As a mom working at an intense ad agency for the last 12 years, my relationship with my salary has been complicated. I want to make more, but I also want to be around for my children rather than pulling late hours or traveling constantly to see clients. I have three kids, ages 9, 7 and nearly 2, and I value my time with them. In fact, when I returned from my first two maternity leaves, I didn’t negotiate for a pay increase, because I didn’t want to invite scrutiny regarding my hours. I rationalized that I’d rather make less than rock my life-balance. I wanted to do good work, leave at a reasonable hour, and fly under the radar.
But eventually I discovered that I was significantly underpaid. My salary has only increased $40k since I started at the company, the result of two promotions. I’m 39, with more than 15 years of agency experience, and I’m making $125k as a strategy director. The market rate is much more, and not long ago, my boss let it slip that one of my male colleagues at the same level was making $240k. Over 100k more! I laughed out loud when I heard. I knew I was getting screwed but not to this scale! My bosses have come and gone--I’ve had five in the last 10 years--and my paycheck has stayed stuck.

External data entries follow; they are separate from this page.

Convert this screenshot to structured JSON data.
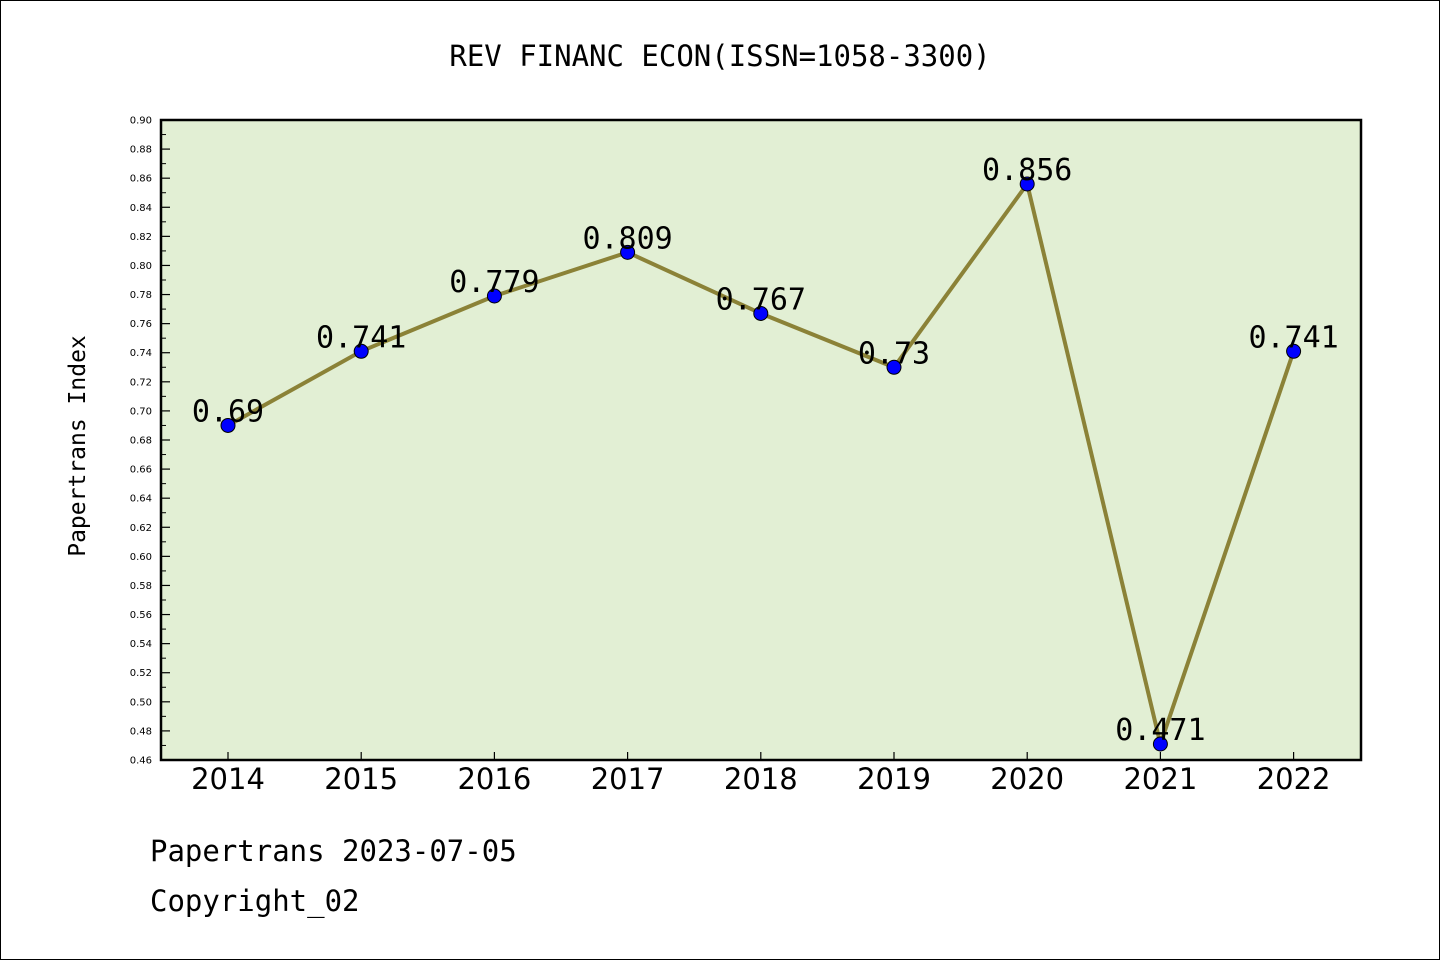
{
  "chart_data": {
    "type": "line",
    "title": "REV FINANC ECON(ISSN=1058-3300)",
    "ylabel": "Papertrans Index",
    "xlabel": "",
    "categories": [
      "2014",
      "2015",
      "2016",
      "2017",
      "2018",
      "2019",
      "2020",
      "2021",
      "2022"
    ],
    "values": [
      0.69,
      0.741,
      0.779,
      0.809,
      0.767,
      0.73,
      0.856,
      0.471,
      0.741
    ],
    "data_labels": [
      "0.69",
      "0.741",
      "0.779",
      "0.809",
      "0.767",
      "0.73",
      "0.856",
      "0.471",
      "0.741"
    ],
    "ylim": [
      0.46,
      0.9
    ],
    "yticks": [
      "0.46",
      "0.48",
      "0.50",
      "0.52",
      "0.54",
      "0.56",
      "0.58",
      "0.60",
      "0.62",
      "0.64",
      "0.66",
      "0.68",
      "0.70",
      "0.72",
      "0.74",
      "0.76",
      "0.78",
      "0.80",
      "0.82",
      "0.84",
      "0.86",
      "0.88",
      "0.90"
    ],
    "grid": false,
    "colors": {
      "plot_bg": "#e2efd4",
      "line": "#8b8237",
      "marker": "#0000ff"
    }
  },
  "footer": {
    "line1": "Papertrans 2023-07-05",
    "line2": "Copyright_02"
  }
}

Finally, when my last maternity leave was winding down, I realized, if I was going to return to work with three kids at home, I needed to make enough to pay our nanny. I told my boss flat out, I can only return if you give me a raise. This was at the end of the year, and my boss told me to talk to him in January. In the meantime, he gave me a piece of new business to work on and said if it was a success, I could potentially get a salary bump. I followed up when planned, and he told me there was no budget for an increase and took me off that piece of business.
When I was denied that increase, I did two things: I told my boss I wanted to work from home one day a week, and he agreed. I also tried--half-heartedly--to get another job. But I realized I didn’t want to throw myself into an equivalent role at another company just for the salary increase.
So, I’ve stayed in my current role and been grateful for my slightly modified schedule. Recently, we won another new piece of business, and my new boss requested I work on it with her and told me that it will help fund an eventual raise for me. I’m doing my best work for it, of course, but I’m not confident that I’ll be compensated. It’s a move in the right direction though, and in the meantime, I’m treasuring my Friday visits to the playground. Still, if I were granted a do-over of the last decade, I would have approached two things differently.
When I was given a promotion and a raise years ago, I should have pushed back on the first offer. With experience, you learn you have every right to push back. I could have said, ‘No I’m worth $150k instead $120k’ but I was afraid my bosses would retract the offer. I didn’t know what my peers were making. Now I do.
I wish I’d forgotten about “paying my dues” and instead focused on getting paid well! When you start in advertising, you think the industry doesn’t pay that much. But there’s money out there, and you need to negotiate smartly to get it. You don’t have to pay your dues, working for less than the market rate in the hopes you’ll be recognized one day. It’s vital to get your salary up before you have a family to support.
Still, I’m glad I made the case for flexible Fridays. This time with my kids has been so valuable to me while I figure out my next move.